Corriere La Lettura 23.12.18
Scenari
Musulmani in fuga dalla Birmania: una crisi, tre fronti
La persecuzione dei rohingya ha radici antiche che forse spiegano i silenzi di Aung San Suu Kyi. Nuovi volumi indagano
di Marco Del Corona
Dalla
fine dell’agosto 2017 si calcola che più di 670 mila musulmani rohingya
abbiano lasciato il Myanmar (la ex Birmania) per trovare rifugio in
Bangladesh, scampando a eccidi, violenze e villaggi incendiati. Le
autorità di Dacca dicono di averne accolto quasi un milione e 100 mila
mentre il governo birmano ammette che il 90% della popolazione musulmana
delle tre province più settentrionali dello stato di Rakhine se n’è
andato. I morti, soprattutto: Medici senza Frontiere stima che almeno
6.700 siano le vittime rohingya delle violenze etniche. Le cifre rendono
a malapena una tragedia che destabilizza la regione, turba le opinioni
pubbliche e ha già compromesso il prestigio di Aung San Suu Kyi, il
premio Nobel per la pace al governo in Myanmar, accusata prima di
insensibilità verso la minoranza rohingya e poi di connivenza con la
repressione dei militari e con i raid degli estremisti buddhisti.
Il
disastro del Rakhine covava ben prima dello stupro e dell’omicidio di
una sarta buddhista che, nel giugno 2012, scatenò la più recente ondata
di pogrom antislamici. La crisi, etnico-politica e umanitaria, ha già
rallentato la transizione del Myanmar alla democrazia dopo decenni di
dittature militari, un passaggio al quale l’Occidente ha guardato con un
ottimismo eccessivo: una benevolenza alimentata, peraltro,
dall’appetito per le risorse naturali del Paese, per la sua posizione
strategica e la manodopera a basso costo.

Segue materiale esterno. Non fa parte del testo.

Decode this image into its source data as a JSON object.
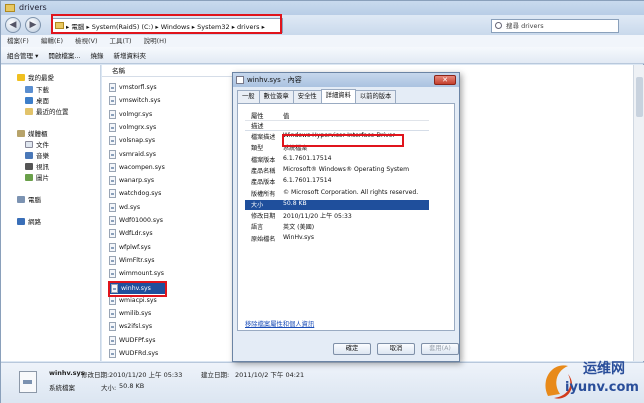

Le diplomazie assistono
impotenti o incapaci, le raccomandazioni del 2017 della commissione
guidata da Kofi Annan restano di fatto lettera morta. Tuttavia «la
violenza nel Rakhine non si attaglia allo schema netto ma semplificatore
dei militari cattivi contro i civili buoni», avverte Francis Wade. Il
suo Myanmar’s Enemy Within (2017) è uno dei libri che affronta la
questione. Non solo indaga l’affermarsi di movimenti buddhisti
estremisti e antislamici come il Ma Ba Tha (attivi ben oltre il Rakhine e
non solo contro i rohingya), ma osserva come nel Paese «la storia della
transizione abbia a che fare, più di ogni altra cosa, con il senso di
identità e di appartenenza». E anche gli ancora più recenti saggi di
Azeem Ibrahim (The Rohingyas, nuova edizione) e di Anthony Ware e Costas
Laoutides (Myanmar’s «Rohingya» Conflict, dal quale sono tratti i dati
citati in apertura) si muovono su questa linea provando a spiegare un
conflitto «intrattabile».
Azeem Ibrahim, accademico con trascorsi ad
Harvard e Yale, parla di genocidio tout court. «La persecuzione dei
rohingya — nota — è stata pianificata in modo deliberato dallo Stato fin
dagli anni Sessanta», cioè da quando, con il golpe di Ne Win (1962), la
Birmania inaugurò un quarantennio di regimi xenofobi. Fu allora che
venne sancita l’esclusione dei rohingya dalle 135 etnie ufficialmente
riconosciute. Ibrahim sostiene che Aung San Suu Kyi non abbia mai preso
le distanze dagli abusi nei confronti dei musulmani del Rakhine perché
origini e ideologia della sua Lega nazionale democratica (Nld) non sono
poi tanto diverse da quelle delle forze armate e del loro partito
(Usdp). Si tratta — sostiene Ibrahim — di formazioni figlie di un’élite
urbana senza legami con campagne e strati popolari, trasformatesi in
«partiti etnici», espressione del gruppo egemone birmano (bamar). Tant’è
vero che, con le elezioni democratiche del 2015, «per la prima volta
dall’indipendenza, in parlamento non siede neppure un deputato
musulmano», a prescindere dall’etnia di appartenenza. Lo stesso clero
buddhista, già dalle manifestazioni per la democrazia represse nel
sangue nel 1988 e nel 2007 alle quali aveva partecipato, si è via via
radicalizzato. Arrivando a far coincidere fede e cittadinanza e
«accordando un minor valore a ogni non-buddhista» (questo soprattutto
racconta Wade).
Ware e Laoutides, accademici attivi sul campo, si
impongono uno sforzo di equilibrio. Insistono: in Rakhine i legami con
il potere centrale sono sempre stati difficili anche per i buddhisti. I
birmani infatti sottomisero il regno indipendente e multiconfessionale
del Rakhine solo nel 1784, anno del primo esodo di musulmani (altri
seguirono nel 1942, nel 1978 e nel 1991-92). Durante la Seconda guerra
mondiale, poi, rohingya musulmani e rakhine buddhisti combatterono su
fronti opposti, i primi con i britannici, i secondi con i giapponesi.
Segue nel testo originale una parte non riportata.